- Lake Arthur Estates Lake Arthur Estates
- Coordinates: 40°57′39″N 80°09′13″W﻿ / ﻿40.96083°N 80.15361°W
- Country: United States
- State: Pennsylvania
- County: Butler
- Township: Muddy Creek

Area
- • Total: 0.66 sq mi (1.72 km^{2})
- • Land: 0.66 sq mi (1.72 km^{2})
- • Water: 0 sq mi (0.00 km^{2})
- Elevation: 1,211 ft (369 m)

Population (2020)
- • Total: 494
- • Density: 745.1/sq mi (287.68/km^{2})
- Time zone: UTC-5 (Eastern (EST))
- • Summer (DST): UTC-4 (EDT)
- FIPS code: 42-40948
- GNIS feature ID: 2633668

= Lake Arthur Estates, Pennsylvania =

Unincorporated community in Pennsylvania, US

Lake Arthur Estates is a census-designated place and mobile home court located in Muddy Creek Township, Butler County, in the U.S. state of Pennsylvania.
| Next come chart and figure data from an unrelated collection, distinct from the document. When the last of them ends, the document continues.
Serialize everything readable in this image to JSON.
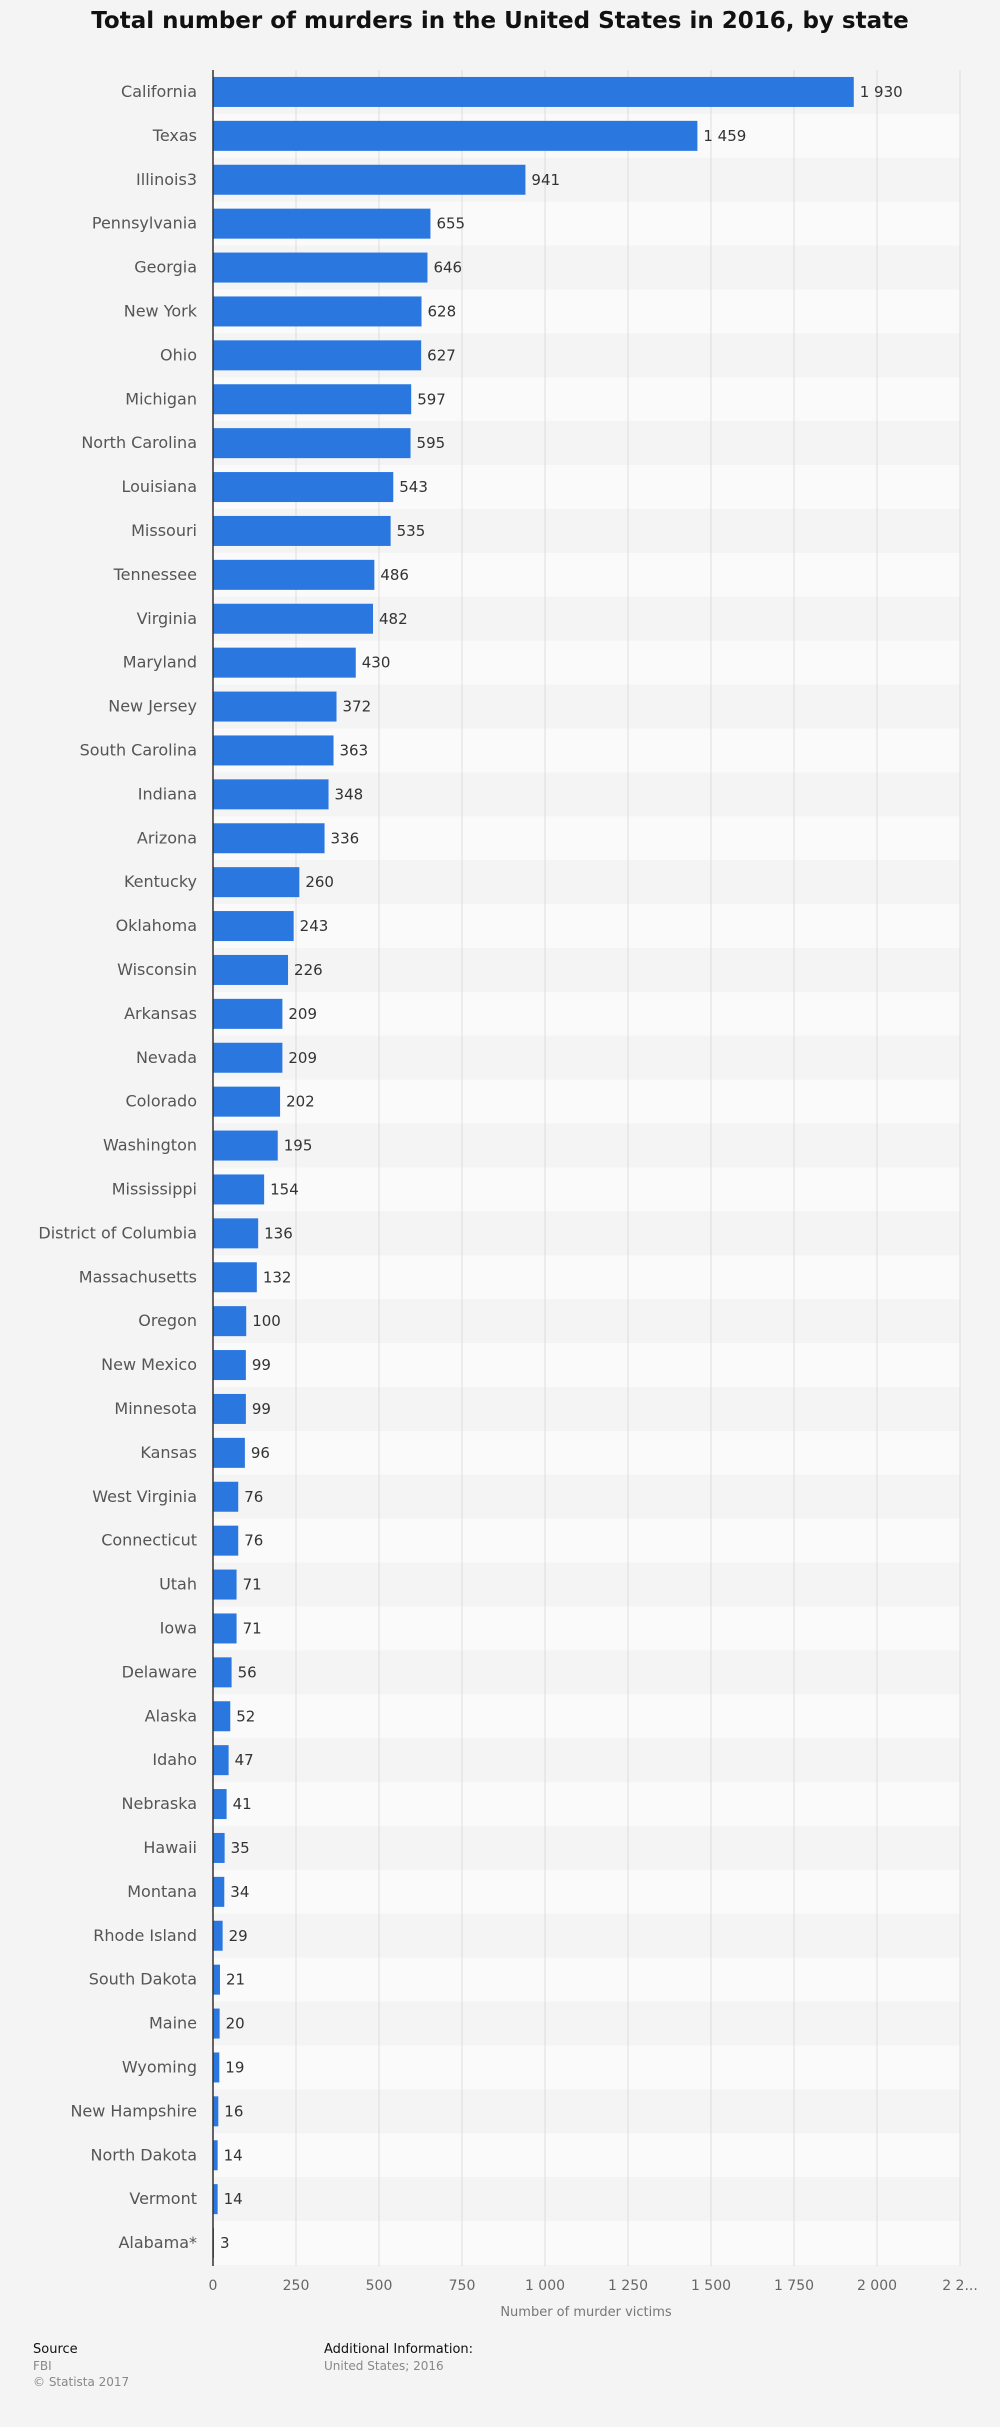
{
  "chart_data": {
    "type": "bar",
    "orientation": "horizontal",
    "title": "Total number of murders in the United States in 2016, by state",
    "xlabel": "Number of murder victims",
    "ylabel": "",
    "xlim": [
      0,
      2250
    ],
    "xticks": [
      "0",
      "250",
      "500",
      "750",
      "1 000",
      "1 250",
      "1 500",
      "1 750",
      "2 000",
      "2 2..."
    ],
    "grid": true,
    "bar_color": "#2a77e0",
    "categories": [
      "California",
      "Texas",
      "Illinois3",
      "Pennsylvania",
      "Georgia",
      "New York",
      "Ohio",
      "Michigan",
      "North Carolina",
      "Louisiana",
      "Missouri",
      "Tennessee",
      "Virginia",
      "Maryland",
      "New Jersey",
      "South Carolina",
      "Indiana",
      "Arizona",
      "Kentucky",
      "Oklahoma",
      "Wisconsin",
      "Arkansas",
      "Nevada",
      "Colorado",
      "Washington",
      "Mississippi",
      "District of Columbia",
      "Massachusetts",
      "Oregon",
      "New Mexico",
      "Minnesota",
      "Kansas",
      "West Virginia",
      "Connecticut",
      "Utah",
      "Iowa",
      "Delaware",
      "Alaska",
      "Idaho",
      "Nebraska",
      "Hawaii",
      "Montana",
      "Rhode Island",
      "South Dakota",
      "Maine",
      "Wyoming",
      "New Hampshire",
      "North Dakota",
      "Vermont",
      "Alabama*"
    ],
    "values": [
      1930,
      1459,
      941,
      655,
      646,
      628,
      627,
      597,
      595,
      543,
      535,
      486,
      482,
      430,
      372,
      363,
      348,
      336,
      260,
      243,
      226,
      209,
      209,
      202,
      195,
      154,
      136,
      132,
      100,
      99,
      99,
      96,
      76,
      76,
      71,
      71,
      56,
      52,
      47,
      41,
      35,
      34,
      29,
      21,
      20,
      19,
      16,
      14,
      14,
      3
    ],
    "value_labels": [
      "1 930",
      "1 459",
      "941",
      "655",
      "646",
      "628",
      "627",
      "597",
      "595",
      "543",
      "535",
      "486",
      "482",
      "430",
      "372",
      "363",
      "348",
      "336",
      "260",
      "243",
      "226",
      "209",
      "209",
      "202",
      "195",
      "154",
      "136",
      "132",
      "100",
      "99",
      "99",
      "96",
      "76",
      "76",
      "71",
      "71",
      "56",
      "52",
      "47",
      "41",
      "35",
      "34",
      "29",
      "21",
      "20",
      "19",
      "16",
      "14",
      "14",
      "3"
    ]
  },
  "footer": {
    "source_heading": "Source",
    "source_name": "FBI",
    "copyright": "© Statista 2017",
    "info_heading": "Additional Information:",
    "info_text": "United States; 2016"
  }
}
Located near the intersections of I-79 and US 422, the village is situated west of Lake Arthur, a reservoir on Muddy Creek. The community is also just west of Moraine State Park, which surrounds the lake. As of the 2010 census the population was 594.

==Demographics==

Historical population
| Census | Pop. | Note | %± |
| 2020 | 494 |  | — |
U.S. Decennial Census

==Education==
It is in the Slippery Rock Area School District.